We’re just beginning to dig into the documents that were sent over late this evening. Stay tuned.

Last Week’s Release (6:00pm)

The documents handed over to Public Integrity on Dec. 12 were covered in a black sea of redactions. You can take a look at them here. We wrote about the details we could read between the black bars here. And if you’re interested in a timeline of some critical events in the ongoing Ukraine saga, take a look here.

Background

On Dec. 18 the U.S. House of Representatives approved two articles of impeachment against President Donald Trump.

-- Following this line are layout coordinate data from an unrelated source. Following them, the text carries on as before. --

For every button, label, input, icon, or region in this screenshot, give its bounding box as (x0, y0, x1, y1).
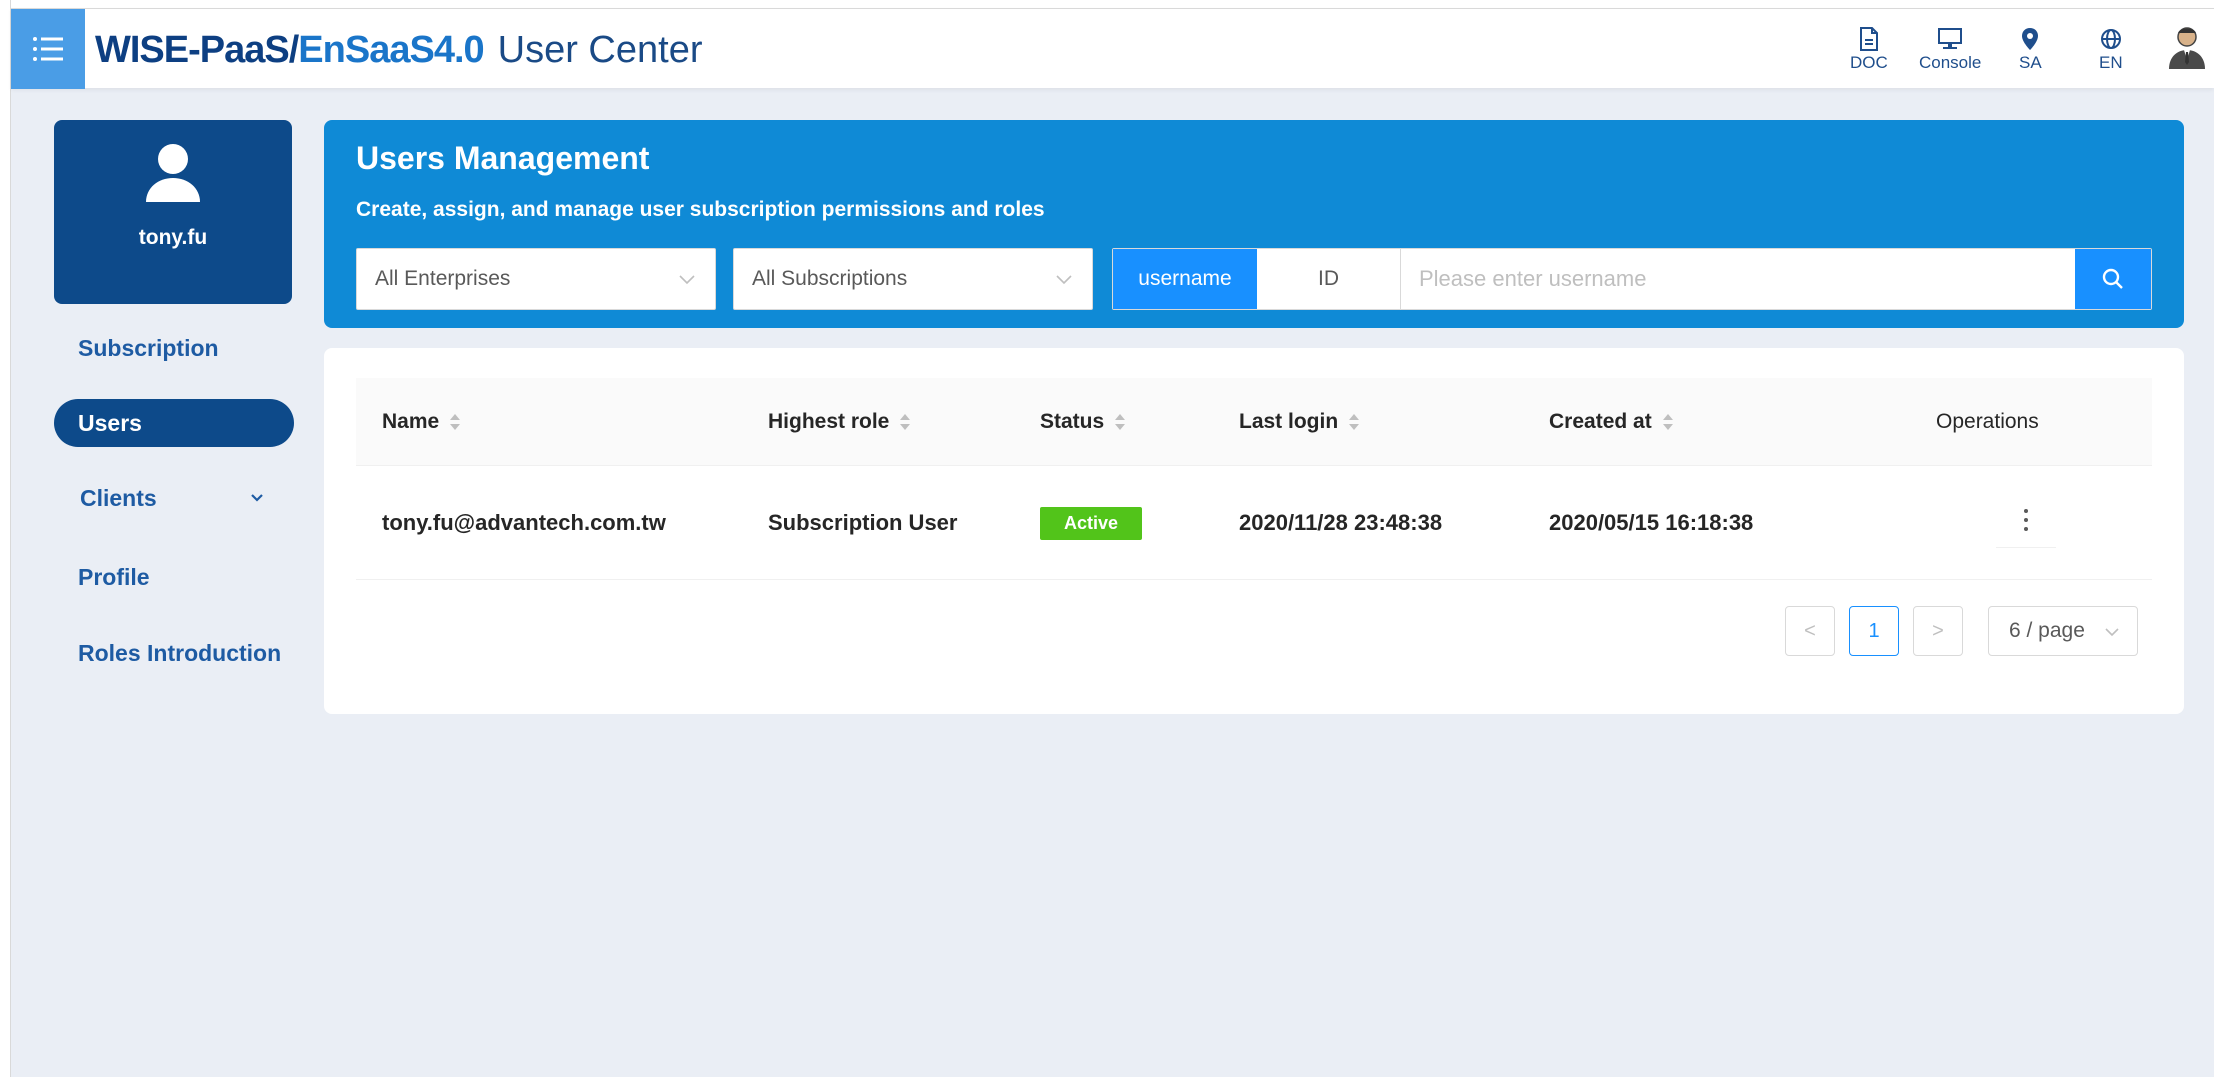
sidebar-item-clients[interactable]: Clients (54, 474, 294, 522)
column-header-label: Created at (1549, 410, 1652, 433)
sidebar-item-label: Subscription (78, 334, 219, 361)
page-size-value: 6 / page (2009, 619, 2085, 642)
user-avatar-button[interactable] (2167, 25, 2207, 74)
chevron-down-icon (679, 275, 695, 285)
window-top-edge (0, 0, 2214, 8)
sort-icon (1662, 413, 1674, 431)
sort-icon (449, 413, 461, 431)
pagination-next-button[interactable]: > (1913, 606, 1963, 656)
search-mode-username[interactable]: username (1113, 249, 1257, 309)
sort-icon (899, 413, 911, 431)
sidebar-user-card: tony.fu (54, 120, 292, 304)
user-silhouette-icon (146, 144, 200, 202)
brand-wise-paas: WISE-PaaS/ (95, 29, 299, 71)
column-header-label: Name (382, 410, 440, 433)
sidebar-item-label: Roles Introduction (78, 639, 282, 666)
cell-name: tony.fu@advantech.com.tw (382, 510, 666, 535)
user-search-group: username ID (1112, 248, 2152, 310)
sidebar-item-profile[interactable]: Profile (54, 553, 294, 601)
enterprise-select[interactable]: All Enterprises (356, 248, 716, 310)
cell-status: Active (1040, 466, 1143, 580)
brand-ensaas: EnSaaS4.0 (298, 29, 484, 71)
column-header-label: Highest role (768, 410, 890, 433)
more-vertical-icon (2024, 508, 2028, 531)
cell-highest-role: Subscription User (768, 510, 958, 535)
search-button[interactable] (2075, 249, 2151, 309)
column-header-label: Last login (1239, 410, 1339, 433)
pagination-page-1[interactable]: 1 (1849, 606, 1899, 656)
list-menu-icon (33, 37, 63, 61)
window-left-edge (0, 0, 11, 1077)
column-header-operations: Operations (1936, 378, 2039, 466)
pagination-prev-button[interactable]: < (1785, 606, 1835, 656)
doc-icon (1859, 27, 1878, 51)
column-header-status[interactable]: Status (1040, 378, 1126, 466)
sidebar-item-subscription[interactable]: Subscription (54, 324, 294, 372)
brand-user-center: User Center (497, 29, 703, 71)
column-header-created-at[interactable]: Created at (1549, 378, 1674, 466)
column-header-label: Operations (1936, 410, 2039, 433)
chevron-down-icon (1056, 275, 1072, 285)
sidebar-item-label: Clients (80, 484, 157, 511)
page-subtitle: Create, assign, and manage user subscrip… (356, 198, 1045, 221)
sidebar-item-roles-introduction[interactable]: Roles Introduction (54, 629, 294, 677)
column-header-last-login[interactable]: Last login (1239, 378, 1360, 466)
users-management-panel: Users Management Create, assign, and man… (324, 120, 2184, 328)
search-mode-id[interactable]: ID (1257, 249, 1401, 309)
sidebar-item-label: Profile (78, 563, 150, 590)
language-label: EN (2099, 53, 2123, 72)
header-sa-link[interactable]: SA (2019, 27, 2042, 83)
chevron-down-icon (251, 494, 263, 502)
console-label: Console (1919, 53, 1982, 72)
header-doc-link[interactable]: DOC (1850, 27, 1888, 83)
location-pin-icon (2022, 28, 2039, 50)
page-title: Users Management (356, 140, 650, 176)
sidebar-username: tony.fu (138, 226, 208, 249)
header-language-link[interactable]: EN (2099, 27, 2123, 83)
user-avatar-icon (2169, 27, 2205, 69)
row-operations-button[interactable] (1996, 492, 2056, 548)
search-input[interactable] (1401, 249, 2075, 309)
search-icon (2102, 268, 2123, 289)
cell-created-at: 2020/05/15 16:18:38 (1549, 510, 1754, 535)
globe-icon (2100, 29, 2121, 49)
menu-toggle-button[interactable] (11, 9, 85, 89)
sort-icon (1348, 413, 1360, 431)
app-brand: WISE-PaaS/ EnSaaS4.0 User Center (95, 29, 703, 71)
table-row: tony.fu@advantech.com.tw Subscription Us… (356, 466, 2152, 580)
subscription-select[interactable]: All Subscriptions (733, 248, 1093, 310)
header-console-link[interactable]: Console (1919, 27, 1981, 83)
sort-icon (1114, 413, 1126, 431)
status-badge: Active (1040, 506, 1143, 540)
table-header: Name Highest role Status Last login Crea… (356, 378, 2152, 466)
top-header: WISE-PaaS/ EnSaaS4.0 User Center DOC Con… (11, 8, 2214, 89)
users-table-card: Name Highest role Status Last login Crea… (324, 348, 2184, 714)
column-header-highest-role[interactable]: Highest role (768, 378, 911, 466)
monitor-icon (1938, 28, 1963, 49)
doc-label: DOC (1850, 53, 1888, 72)
column-header-label: Status (1040, 410, 1105, 433)
sidebar-item-label: Users (78, 409, 142, 436)
column-header-name[interactable]: Name (382, 378, 461, 466)
subscription-select-value: All Subscriptions (752, 267, 908, 290)
cell-last-login: 2020/11/28 23:48:38 (1239, 510, 1443, 535)
enterprise-select-value: All Enterprises (375, 267, 511, 290)
sidebar-item-users[interactable]: Users (54, 399, 294, 447)
page-size-select[interactable]: 6 / page (1988, 606, 2138, 656)
chevron-down-icon (2105, 628, 2119, 637)
sa-label: SA (2019, 53, 2042, 72)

It’s the culmination of a scandal surrounding Trump’s request that Ukraine announce investigations into its supposed support for Hillary Clinton in the 2016 presidential election and lucrative links that former Vice President Joe Biden’s son Hunter forged with a Ukrainian company.

One of the central questions that dominated the impeachment hearings is whether Trump pressured Ukraine’s president, Vlodymyr Zelensky, by withholding nearly $400 million in congressionally approved aid, including $250 million in military aid funneled through the Pentagon. 

In September the Center for Public Integrity requested access to documents relating to those Pentagon funds under the Freedom of Information Act. After Public Integrity won a brief but intense battle with the Justice Department, a federal district judge ordered that the agency hand over 292 pages of internal communications between Dec. 12 and Dec. 20.